Efficient Graph Embedding at Scale: Optimizing CPU-GPU-SSD Integration
Zhonggen Li, Xiangyu Ke, Yifan Zhu, Yunjun Gao, Feifei Li
TL;DR
Legend addresses the scalability gap in graph embedding for billion-scale graphs by orchestrating computation across CPU, GPU, and NVMe SSD storage. It introduces a prefetch-friendly partition loading order and a GPU-SSD direct access driver, paired with a GPU-centric computation pipeline that hides I/O latency and maximizes throughput. Across four large datasets, Legend delivers up to $4.8\\times$ speedup over state-of-the-art RAM/disk-based systems and attains competitive single-GPU performance relative to multi-GPU RAM-based systems, demonstrating strong scalability and high GPU utilization.
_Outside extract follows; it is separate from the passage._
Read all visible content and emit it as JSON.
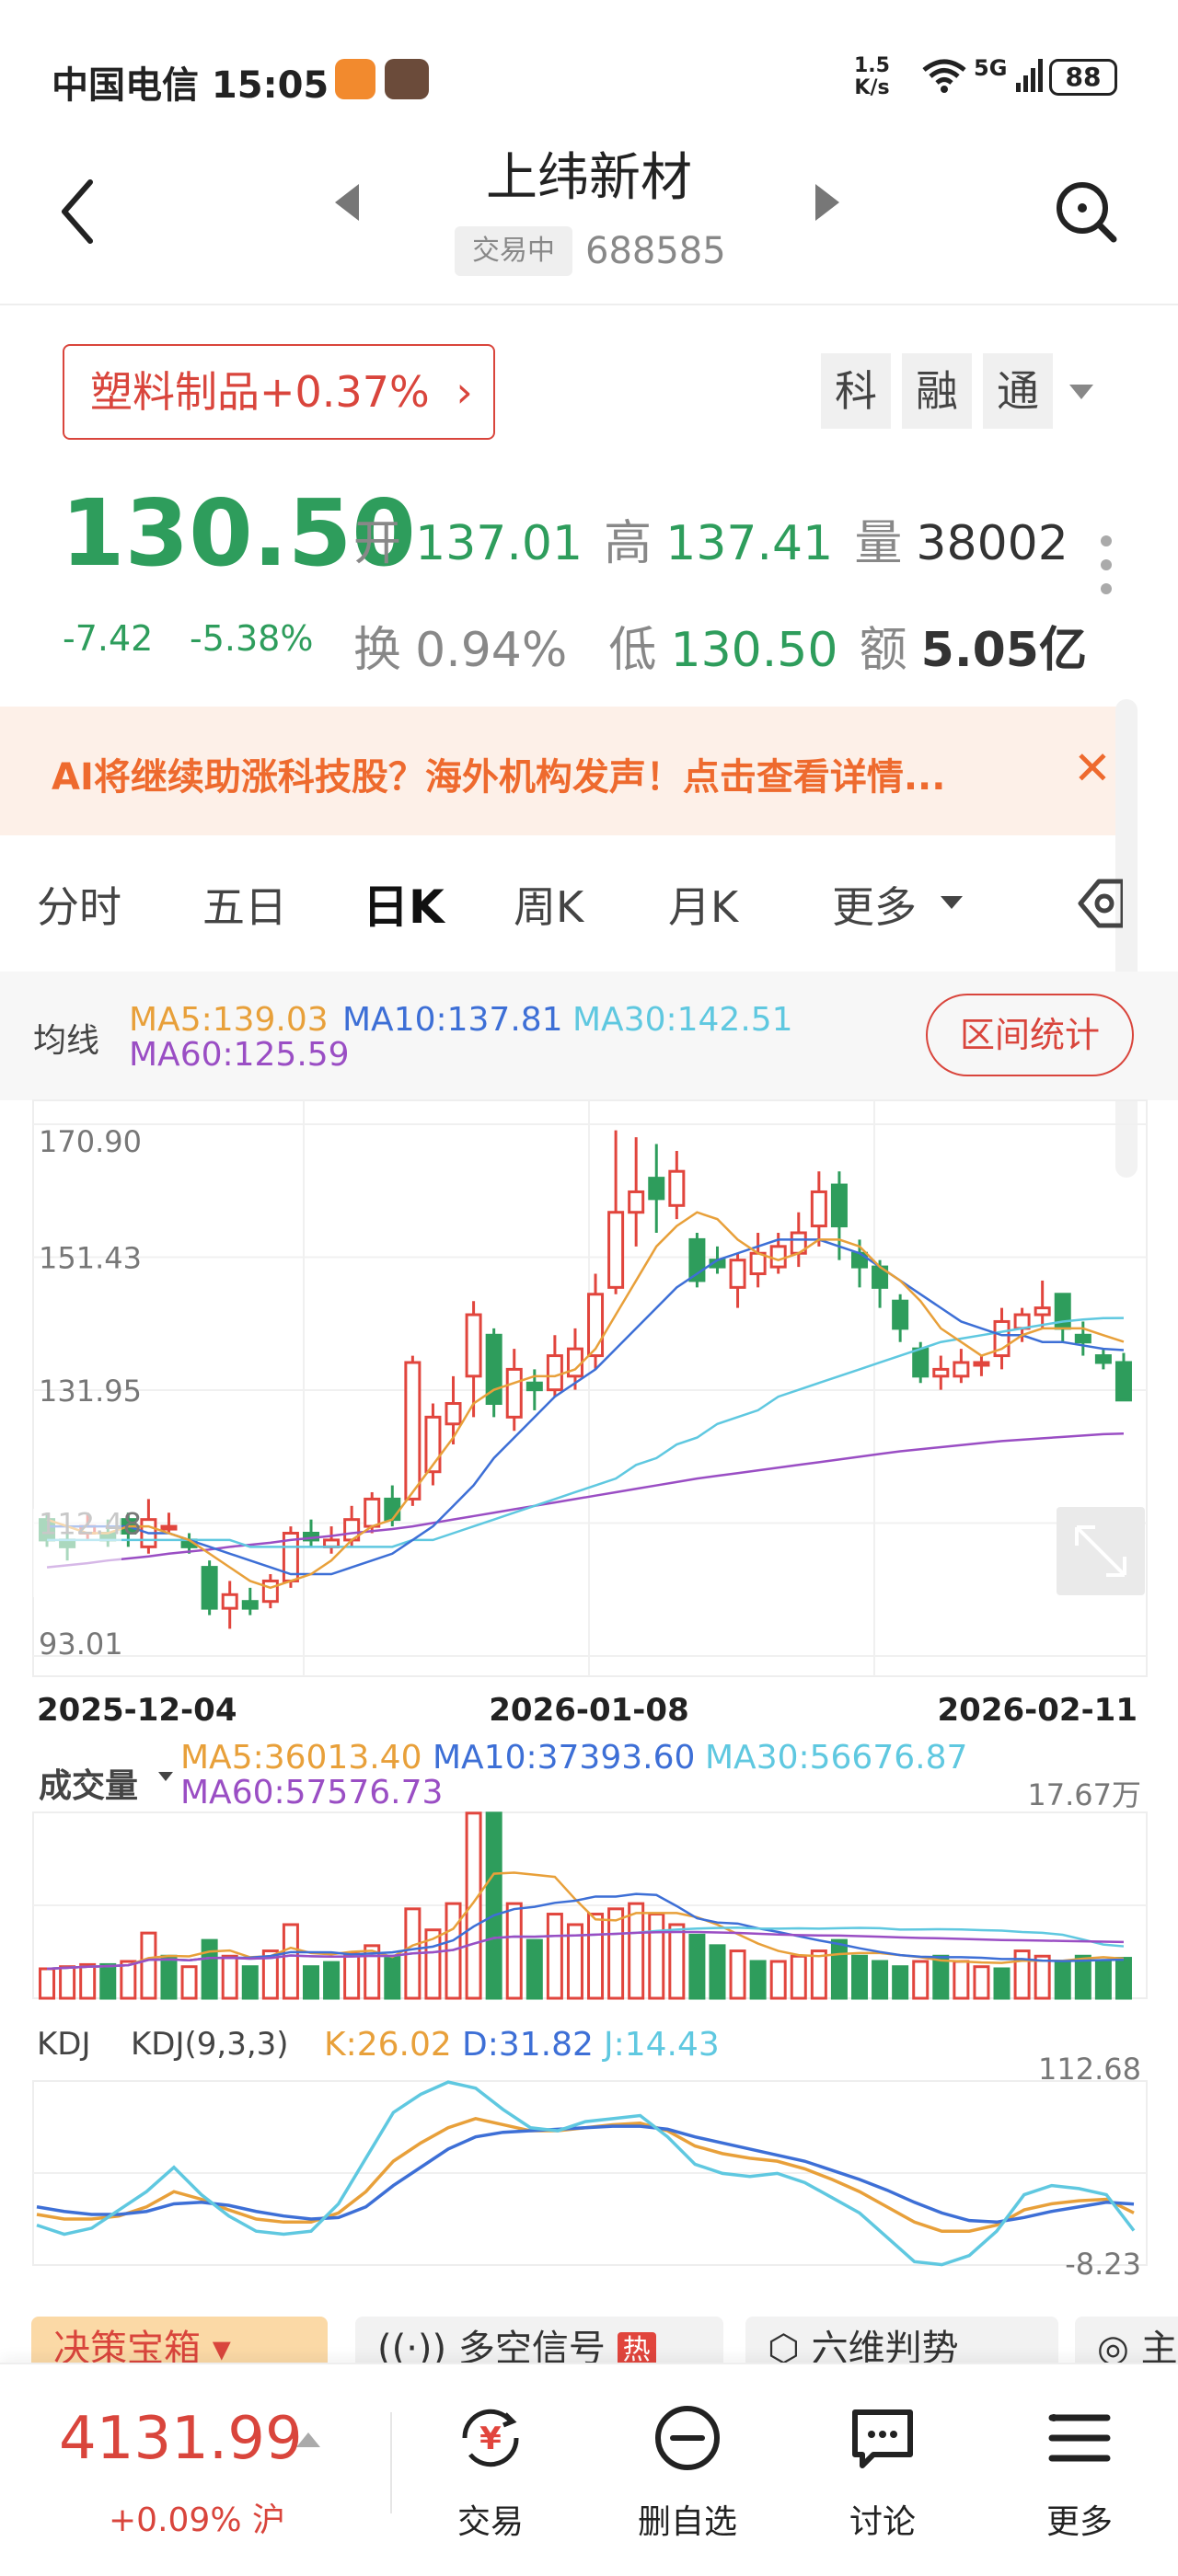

These results underscore the practicality of a low-cost, heterogeneous architecture for scalable graph embedding.
Abstract
Graph embeddings provide continuous vector representations of nodes in a graph, which are widely applicable in community detection, recommendations, and various scientific fields. However, existing graph embedding systems either face scalability challenges due to the high cost of RAM and multiple GPUs, or rely on disk storage at the expense of I/O efficiency. In this paper, we propose Legend, a lightweight heterogeneous system for graph embedding that systematically redefines data management across CPU, GPU, and NVMe SSD resources. Legend is built on a foundation of efficient data placement and retrieval strategies tailored to the unique strengths of each hardware. Key innovations include a prefetch-friendly embedding loading strategy, enabling GPUs to directly prefetch data from SSDs with minimal I/O overhead, and a high-throughput GPU-SSD direct access driver optimized for graph embedding tasks. Furthermore, we propose a customized parallel execution strategy to maximize GPU utilization, ensuring efficient handling of billion-scale datasets. Extensive experiments demonstrate that Legend achieves up to 4.8x speedup compared to state-of-the-art systems. Moreover, Legend exhibits comparable performance on a single GPU to that of the state-of-the-art system using 4 GPUs on the billion-scale dataset.